The major factor controlling sound transmission is the isolation of the gypsum-board layers on each face of the wall. If at least one face is not resiliently supported or the two faces are not isolated from each other, sound-absorbing material in the cavity is rendered ineffective. Once isolation is provided, STC can then be raised by increasing mass, cavity depth, and absorptive insulation.

The 1990 edition of the National Building Code raised the minimum STC between dwelling units from 45 to 50, and the 1995 NBC incorporated new STC tables based on the NRC research that this Update summarizes. NBC 2020 Part 9.11 continues to set minimum sound transmission ratings for separating assemblies in residential buildings, with apparent STC provisions covering flanking transmission.

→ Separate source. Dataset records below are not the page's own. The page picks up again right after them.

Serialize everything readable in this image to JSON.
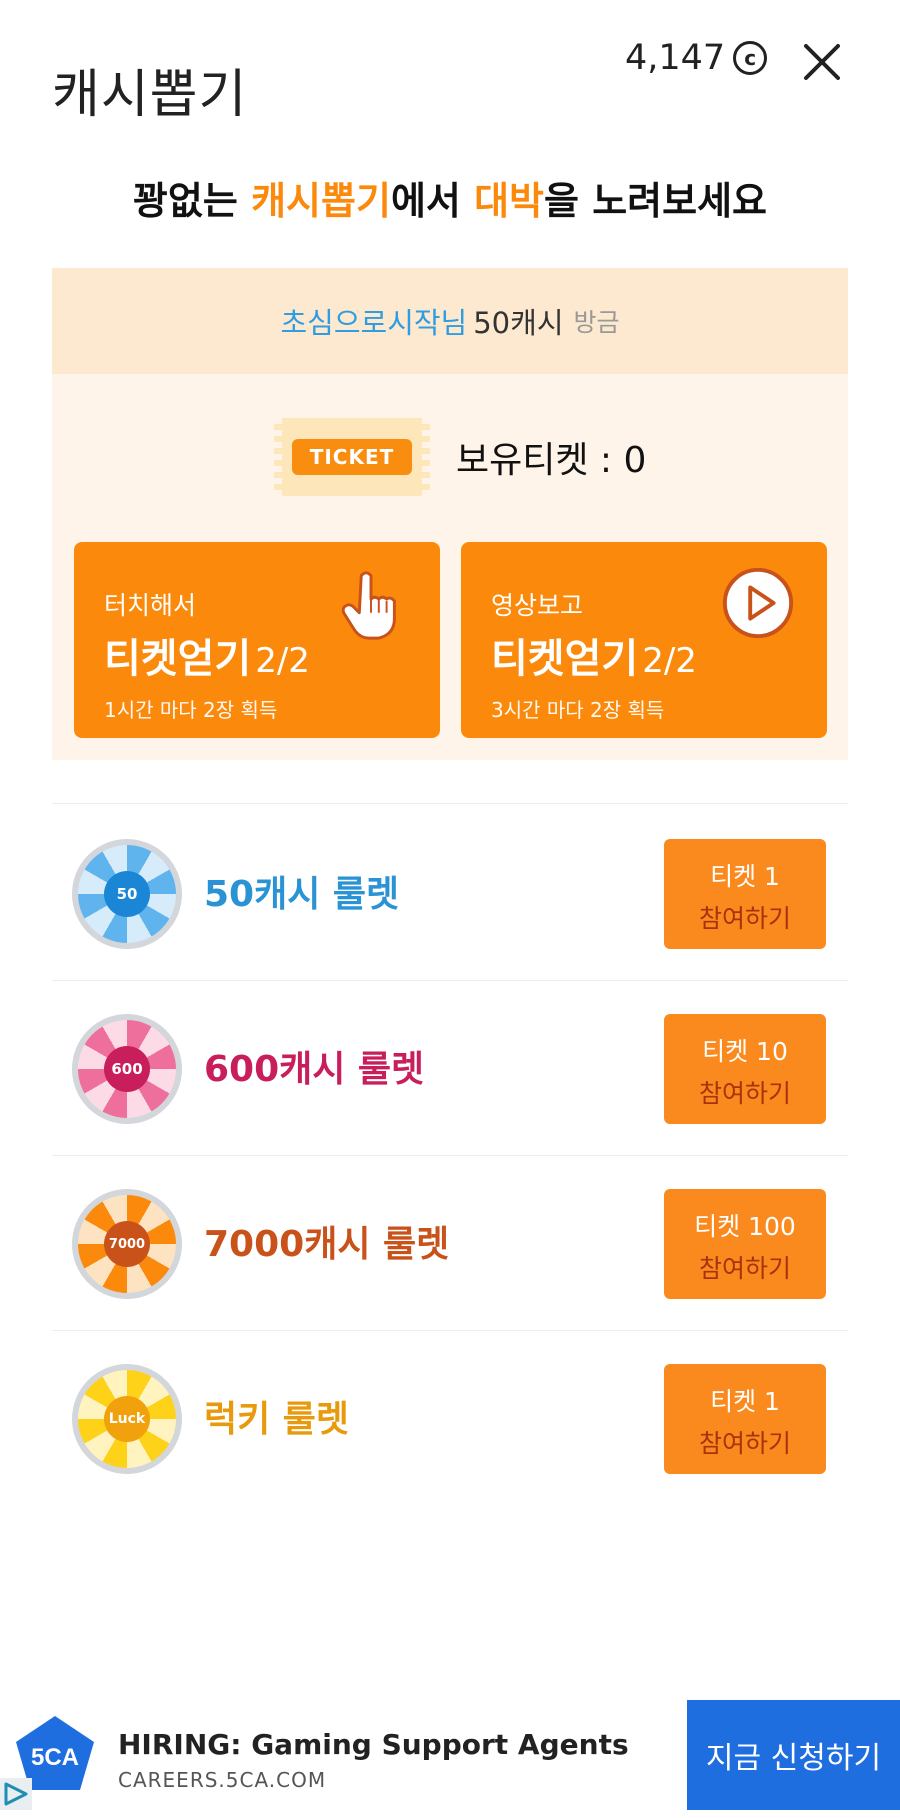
{
  "header": {
    "title": "캐시뽑기",
    "balance": "4,147",
    "cash_symbol": "c",
    "headline_a": "꽝없는 ",
    "headline_b": "캐시뽑기",
    "headline_c": "에서 ",
    "headline_d": "대박",
    "headline_e": "을 노려보세요"
  },
  "notice": {
    "user": "초심으로시작님",
    "amount": "50캐시",
    "time": "방금"
  },
  "ticket": {
    "tag": "TICKET",
    "count_text": "보유티켓 : 0"
  },
  "earn": [
    {
      "small": "터치해서",
      "big": "티켓얻기",
      "frac": "2/2",
      "note": "1시간 마다 2장 획득",
      "icon": "hand-pointer-icon"
    },
    {
      "small": "영상보고",
      "big": "티켓얻기",
      "frac": "2/2",
      "note": "3시간 마다 2장 획득",
      "icon": "play-icon"
    }
  ],
  "roulettes": [
    {
      "name": "50캐시 룰렛",
      "badge": "50",
      "cost": "티켓 1",
      "action": "참여하기",
      "color": "#2a93d5"
    },
    {
      "name": "600캐시 룰렛",
      "badge": "600",
      "cost": "티켓 10",
      "action": "참여하기",
      "color": "#c81e5b"
    },
    {
      "name": "7000캐시 룰렛",
      "badge": "7000",
      "cost": "티켓 100",
      "action": "참여하기",
      "color": "#c9521a"
    },
    {
      "name": "럭키 룰렛",
      "badge": "Luck",
      "cost": "티켓 1",
      "action": "참여하기",
      "color": "#e89a0c"
    }
  ],
  "ad": {
    "logo_text": "5CA",
    "title": "HIRING: Gaming Support Agents",
    "url": "CAREERS.5CA.COM",
    "cta": "지금 신청하기"
  },
  "colors": {
    "accent": "#fb8a0c",
    "button": "#fb8a1e",
    "ad_button": "#1f6ee0"
  }
}
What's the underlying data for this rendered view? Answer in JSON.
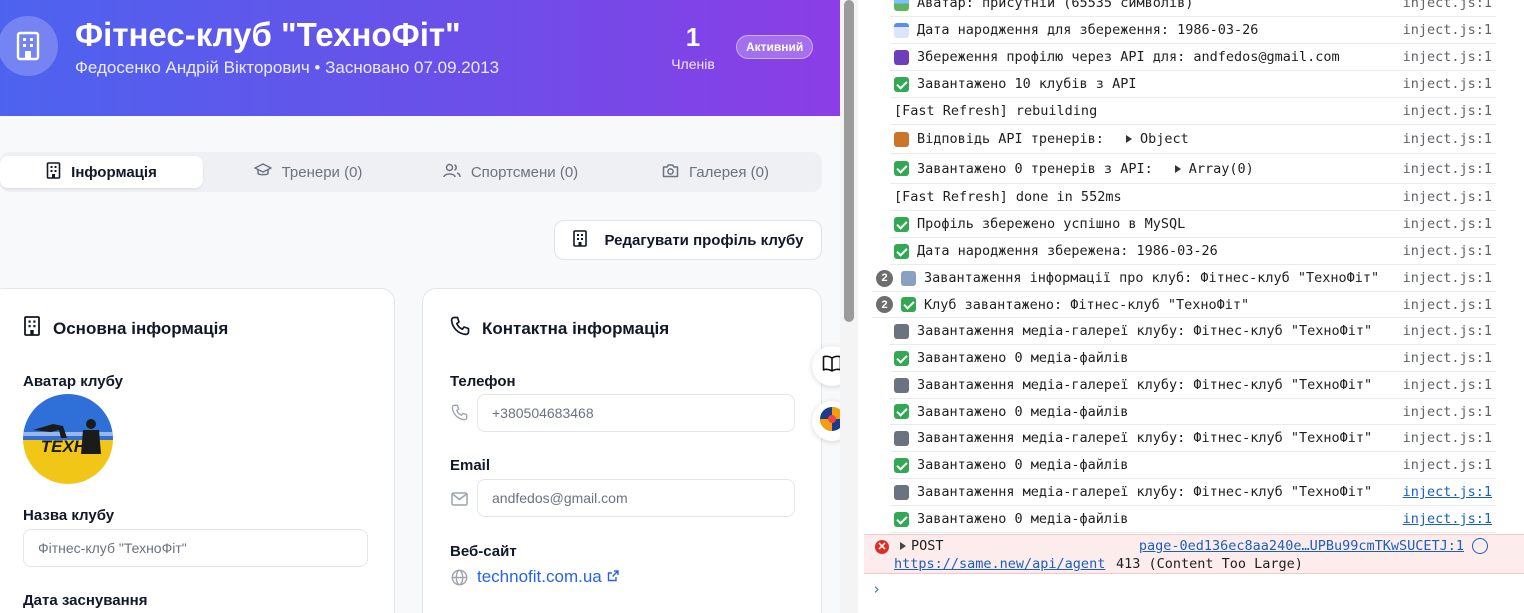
{
  "header": {
    "title": "Фітнес-клуб \"ТехноФіт\"",
    "subtitle": "Федосенко Андрій Вікторович • Засновано 07.09.2013",
    "members_count": "1",
    "members_label": "Членів",
    "status": "Активний",
    "icon": "building-icon"
  },
  "tabs": [
    {
      "label": "Інформація",
      "icon": "building-icon",
      "active": true
    },
    {
      "label": "Тренери (0)",
      "icon": "graduation-cap-icon",
      "active": false
    },
    {
      "label": "Спортсмени (0)",
      "icon": "users-icon",
      "active": false
    },
    {
      "label": "Галерея (0)",
      "icon": "camera-icon",
      "active": false
    }
  ],
  "edit_button": {
    "label": "Редагувати профіль клубу",
    "icon": "building-icon"
  },
  "basic_info": {
    "title": "Основна інформація",
    "avatar_label": "Аватар клубу",
    "avatar_text": "ТЕХНО",
    "name_label": "Назва клубу",
    "name_placeholder": "Фітнес-клуб \"ТехноФіт\"",
    "founded_label": "Дата заснування"
  },
  "contact_info": {
    "title": "Контактна інформація",
    "phone_label": "Телефон",
    "phone_value": "+380504683468",
    "email_label": "Email",
    "email_value": "andfedos@gmail.com",
    "website_label": "Веб-сайт",
    "website_value": "technofit.com.ua"
  },
  "colors": {
    "gradient_start": "#4d63ef",
    "gradient_end": "#8b3de6",
    "link": "#2563eb"
  },
  "console": {
    "logs": [
      {
        "icon": "image-icon",
        "text": "Аватар: присутній (65535 символів)",
        "source": "inject.js:1"
      },
      {
        "icon": "calendar-icon",
        "text": "Дата народження для збереження: 1986-03-26",
        "source": "inject.js:1"
      },
      {
        "icon": "floppy-disk-icon",
        "text": "Збереження профілю через API для: andfedos@gmail.com",
        "source": "inject.js:1"
      },
      {
        "icon": "check-icon",
        "text": "Завантажено 10 клубів з API",
        "source": "inject.js:1"
      },
      {
        "icon": "",
        "text": "[Fast Refresh] rebuilding",
        "source": "inject.js:1"
      },
      {
        "icon": "sport-icon",
        "text": "Відповідь API тренерів:",
        "expand": "Object",
        "source": "inject.js:1"
      },
      {
        "icon": "check-icon",
        "text": "Завантажено 0 тренерів з API:",
        "expand": "Array(0)",
        "source": "inject.js:1"
      },
      {
        "icon": "",
        "text": "[Fast Refresh] done in 552ms",
        "source": "inject.js:1"
      },
      {
        "icon": "check-icon",
        "text": "Профіль збережено успішно в MySQL",
        "source": "inject.js:1"
      },
      {
        "icon": "check-icon",
        "text": "Дата народження збережена: 1986-03-26",
        "source": "inject.js:1"
      },
      {
        "icon": "building-icon",
        "text": "Завантаження інформації про клуб: Фітнес-клуб \"ТехноФіт\"",
        "repeat": "2",
        "source": "inject.js:1"
      },
      {
        "icon": "check-icon",
        "text": "Клуб завантажено: Фітнес-клуб \"ТехноФіт\"",
        "repeat": "2",
        "source": "inject.js:1"
      },
      {
        "icon": "camera-icon",
        "text": "Завантаження медіа-галереї клубу: Фітнес-клуб \"ТехноФіт\"",
        "source": "inject.js:1"
      },
      {
        "icon": "check-icon",
        "text": "Завантажено 0 медіа-файлів",
        "source": "inject.js:1"
      },
      {
        "icon": "camera-icon",
        "text": "Завантаження медіа-галереї клубу: Фітнес-клуб \"ТехноФіт\"",
        "source": "inject.js:1"
      },
      {
        "icon": "check-icon",
        "text": "Завантажено 0 медіа-файлів",
        "source": "inject.js:1"
      },
      {
        "icon": "camera-icon",
        "text": "Завантаження медіа-галереї клубу: Фітнес-клуб \"ТехноФіт\"",
        "source": "inject.js:1"
      },
      {
        "icon": "check-icon",
        "text": "Завантажено 0 медіа-файлів",
        "source": "inject.js:1"
      },
      {
        "icon": "camera-icon",
        "text": "Завантаження медіа-галереї клубу: Фітнес-клуб \"ТехноФіт\"",
        "source": "inject.js:1",
        "link": true
      },
      {
        "icon": "check-icon",
        "text": "Завантажено 0 медіа-файлів",
        "source": "inject.js:1",
        "link": true
      }
    ],
    "error": {
      "method": "POST",
      "source": "page-0ed136ec8aa240e…UPBu99cmTKwSUCETJ:1",
      "url": "https://same.new/api/agent",
      "status": "413 (Content Too Large)"
    },
    "prompt": "›"
  }
}
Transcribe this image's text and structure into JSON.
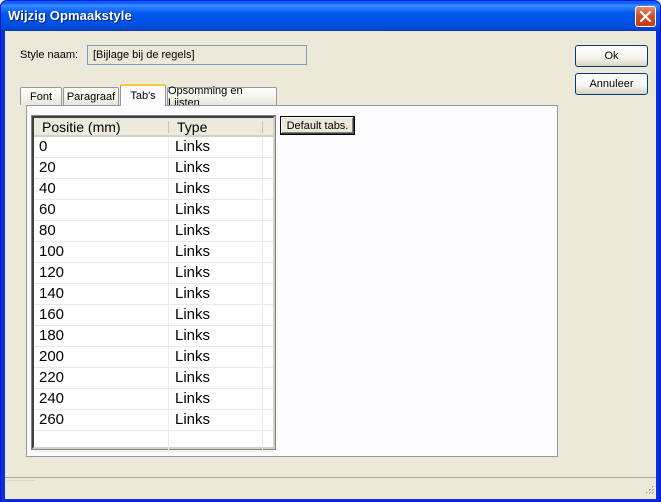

The NRC preliminary study found that the type of absorptive material has a relatively minor effect on the STC rating. Glass fibre, cellulose fibre, and rock fibre all performed similarly in cavities with properly isolated faces. Installation quality matters more than material brand, and stiff or overfilled cavities can actually reduce performance because sound transmits through the absorbent itself.

It is a short bulletin, so a careful read takes under an hour. Focus on the Summary of Findings list, the role of resilient channels and staggered or double studs, the mass per unit area relationship, and the warning against internal layers and against placing resilient channels between two layers of gypsum board. Pair it with NBC 2020 Part 9.11 and the wood-frame sound insulation guide to round out party-wall coverage.

The ExAC focuses on architectural decisions, not acoustic engineering math. Expect questions that ask which assembly choice raises or lowers the rating, which assemblies meet a code minimum, or which detail an architect would flag during construction review. You will not be asked to derive an STC from first principles.

The Update predates NBC 2020 but the underlying principles, isolation, mass, cavity depth, and absorption, have not changed. The research fed directly into the NBC 1995 STC tables and remains the foundation of how Canadian designers think about gypsum-board partition acoustics. Always pair it with the current NBC Part 9.11 provisions for code-compliant numbers.